One of this week's bigger ACI announcements was actually a repeat from Cisco Live Milan, in March: the APIC Enterprise Module, a version of APIC that will reach into Cisco's older equipment, such as Catalyst switches and the Integrated Services Routers (ISR). It's not particularly surprising; Cisco has been saying ACI will reach across the entire Cisco-based network, including the access layer, now that Cisco offers GPON.

Rob Soderbery, senior vice president of Cisco's Enterprise Networking Group, demonstrated this during the Wednesday keynote with the help of developer Blue Lang (their photo made it into our slideshow). The demo was about management of the IWAN, Cisco's term for using the Internet to supplement the WAN. Part of the challenge is to keep security intact, even for traffic venturing across the Internet, and to enforce policies accordingly, since those Internet links won't be as trusted as MPLS leased lines.

The demo used APIC to discover the overall IWAN topology and then distribute applications accordingly. The idea was to map apps into particular categories (those that are or aren't OK to send on the public Internet, for instance) and then map the categories to IWAN connections.

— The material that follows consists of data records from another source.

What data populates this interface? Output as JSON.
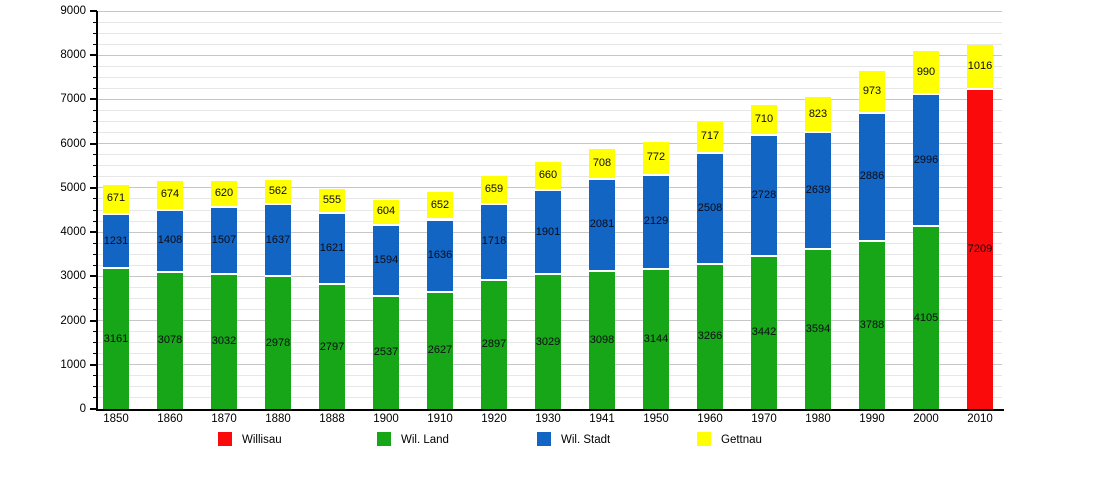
{
  "chart_data": {
    "type": "bar",
    "stacked": true,
    "title": "",
    "xlabel": "",
    "ylabel": "",
    "ylim": [
      0,
      9000
    ],
    "ytick_step": 1000,
    "minor_gridline_step": 250,
    "grid": true,
    "legend_position": "bottom",
    "categories": [
      "1850",
      "1860",
      "1870",
      "1880",
      "1888",
      "1900",
      "1910",
      "1920",
      "1930",
      "1941",
      "1950",
      "1960",
      "1970",
      "1980",
      "1990",
      "2000",
      "2010"
    ],
    "series": [
      {
        "name": "Wil. Land",
        "color": "#17a617",
        "values": [
          3161,
          3078,
          3032,
          2978,
          2797,
          2537,
          2627,
          2897,
          3029,
          3098,
          3144,
          3266,
          3442,
          3594,
          3788,
          4105,
          null
        ]
      },
      {
        "name": "Wil. Stadt",
        "color": "#1365c4",
        "values": [
          1231,
          1408,
          1507,
          1637,
          1621,
          1594,
          1636,
          1718,
          1901,
          2081,
          2129,
          2508,
          2728,
          2639,
          2886,
          2996,
          null
        ]
      },
      {
        "name": "Willisau",
        "color": "#fa0a0a",
        "values": [
          null,
          null,
          null,
          null,
          null,
          null,
          null,
          null,
          null,
          null,
          null,
          null,
          null,
          null,
          null,
          null,
          7209
        ]
      },
      {
        "name": "Gettnau",
        "color": "#ffff00",
        "values": [
          671,
          674,
          620,
          562,
          555,
          604,
          652,
          659,
          660,
          708,
          772,
          717,
          710,
          823,
          973,
          990,
          1016
        ]
      }
    ],
    "legend": [
      {
        "label": "Willisau",
        "color": "#fa0a0a"
      },
      {
        "label": "Wil. Land",
        "color": "#17a617"
      },
      {
        "label": "Wil. Stadt",
        "color": "#1365c4"
      },
      {
        "label": "Gettnau",
        "color": "#ffff00"
      }
    ],
    "yticks": [
      0,
      1000,
      2000,
      3000,
      4000,
      5000,
      6000,
      7000,
      8000,
      9000
    ]
  }
}
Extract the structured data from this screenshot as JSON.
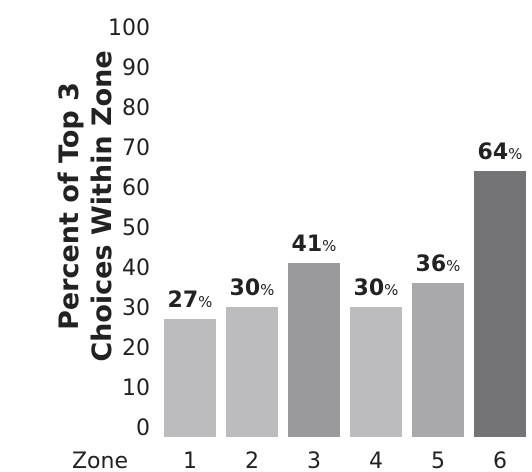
{
  "chart_data": {
    "type": "bar",
    "ylabel_lines": [
      "Percent of Top 3",
      "Choices Within Zone"
    ],
    "xlabel": "Zone",
    "categories": [
      "1",
      "2",
      "3",
      "4",
      "5",
      "6"
    ],
    "values": [
      27,
      30,
      41,
      30,
      36,
      64
    ],
    "value_labels": [
      "27%",
      "30%",
      "41%",
      "30%",
      "36%",
      "64%"
    ],
    "yticks": [
      "0",
      "10",
      "20",
      "30",
      "40",
      "50",
      "60",
      "70",
      "80",
      "90",
      "100"
    ],
    "ylim": [
      0,
      100
    ],
    "grid": false,
    "bar_colors": [
      "#bcbcbe",
      "#bcbcbe",
      "#9a9a9c",
      "#bcbcbe",
      "#a9a9ab",
      "#747476"
    ]
  }
}
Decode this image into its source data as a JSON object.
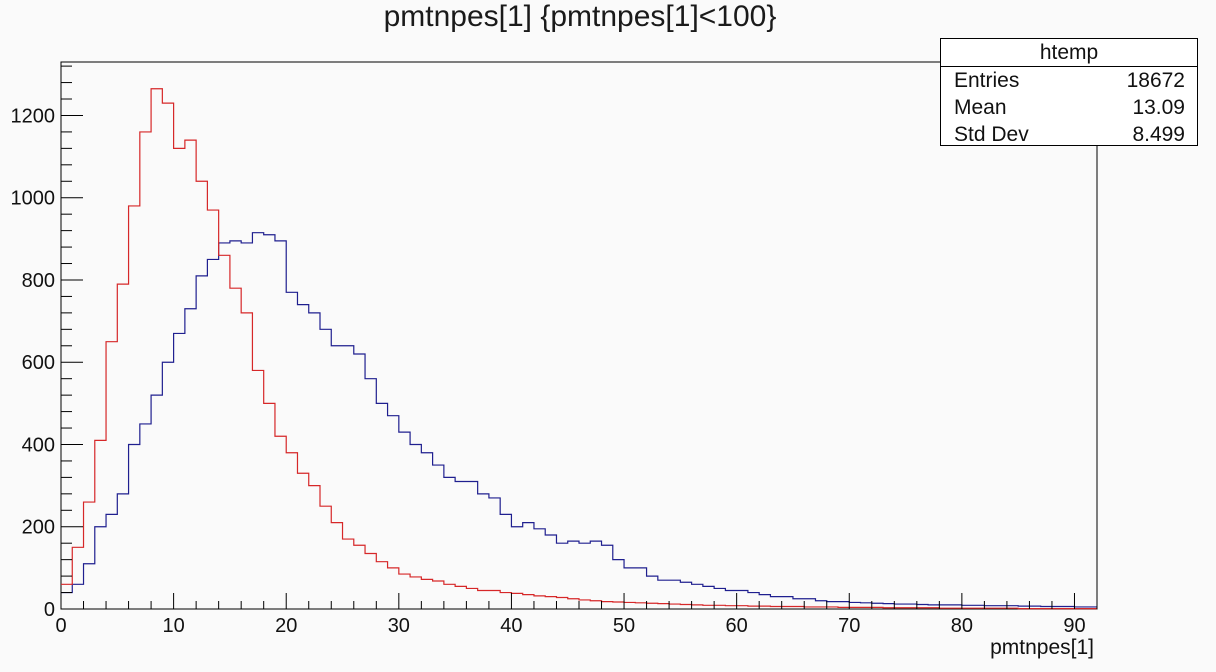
{
  "chart_data": {
    "type": "histogram",
    "title": "pmtnpes[1] {pmtnpes[1]<100}",
    "xlabel": "pmtnpes[1]",
    "ylabel": "",
    "xlim": [
      0,
      92
    ],
    "ylim": [
      0,
      1330
    ],
    "bin_width": 1,
    "x_ticks": [
      0,
      10,
      20,
      30,
      40,
      50,
      60,
      70,
      80,
      90
    ],
    "y_ticks": [
      0,
      200,
      400,
      600,
      800,
      1000,
      1200
    ],
    "stats": {
      "name": "htemp",
      "rows": [
        {
          "label": "Entries",
          "value": "18672"
        },
        {
          "label": "Mean",
          "value": "13.09"
        },
        {
          "label": "Std Dev",
          "value": "8.499"
        }
      ]
    },
    "series": [
      {
        "color": "#1f1f8f",
        "bin_edges_start": 0,
        "values": [
          40,
          60,
          110,
          200,
          230,
          280,
          400,
          450,
          520,
          600,
          670,
          730,
          810,
          850,
          890,
          895,
          890,
          915,
          910,
          895,
          770,
          740,
          720,
          680,
          640,
          640,
          620,
          560,
          500,
          470,
          430,
          400,
          380,
          350,
          320,
          310,
          310,
          280,
          270,
          230,
          200,
          210,
          195,
          180,
          160,
          165,
          160,
          165,
          155,
          120,
          100,
          100,
          80,
          70,
          70,
          65,
          60,
          55,
          50,
          45,
          45,
          40,
          35,
          30,
          30,
          25,
          25,
          20,
          18,
          18,
          16,
          15,
          14,
          13,
          12,
          12,
          11,
          10,
          10,
          10,
          9,
          9,
          8,
          8,
          8,
          7,
          7,
          6,
          6,
          6,
          5,
          5
        ]
      },
      {
        "color": "#d62728",
        "bin_edges_start": 0,
        "values": [
          60,
          150,
          260,
          410,
          650,
          790,
          980,
          1160,
          1265,
          1230,
          1120,
          1140,
          1040,
          970,
          860,
          780,
          720,
          580,
          500,
          420,
          380,
          330,
          300,
          250,
          210,
          170,
          155,
          135,
          115,
          100,
          85,
          78,
          72,
          68,
          60,
          55,
          50,
          45,
          45,
          40,
          38,
          35,
          32,
          30,
          28,
          25,
          22,
          20,
          18,
          17,
          16,
          15,
          14,
          13,
          12,
          11,
          10,
          9,
          9,
          8,
          8,
          7,
          7,
          6,
          6,
          6,
          5,
          5,
          5,
          4,
          4,
          4,
          4,
          3,
          3,
          3,
          3,
          3,
          2,
          2,
          2,
          2,
          2,
          2,
          2,
          1,
          1,
          1,
          1,
          1,
          1,
          1
        ]
      }
    ]
  }
}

How SDN Could Be Like Flip

Cisco CEO John Chambers thinks SDN is his company's opportunity to lose — and he knows what it means to lose. In a Q&A session with reporters Tuesday, Chambers referred to the company's doomed foray into consumer products, including the Flip camera and the Umi home-telepresence system. It was a good risk; we missed it," he said. His concern is that Cisco might likewise miss its chance with SDN.

That's a bit of a humblebrag; the statement essentially says Cisco doesn't think it can be beaten on the basis of technology. Bravado was in no short supply this week. Anyway, I thought the reference to the consumer-products strategy was pertinent. Cisco really thought it had something there. But I don't think execution was the only reason it didn't work.

The Opposing View

Several Cisco competitors held their own Anti-Cisco-Live at the St. Regis San Francisco Hotel Tuesday evening. The Cloud Innovators gathering, as it was called, was kept quiet, an invitation-only affair aimed at customers. Presenters and organizers included Arista, Broadcom, F5, Palo Alto Networks, Riverbed, and VMware, sources say. We haven't yet gleaned the specifics of the discussion.

Such gatherings are probably becoming common at any of these big-company events, especially since the Cisco Lives and Oracle OpenWorlds have usurped the roles of large tradeshows. Think of Marc Benioff's alternative keynote outside of OpenWorld in 2011. There's an audience for this sort of thing.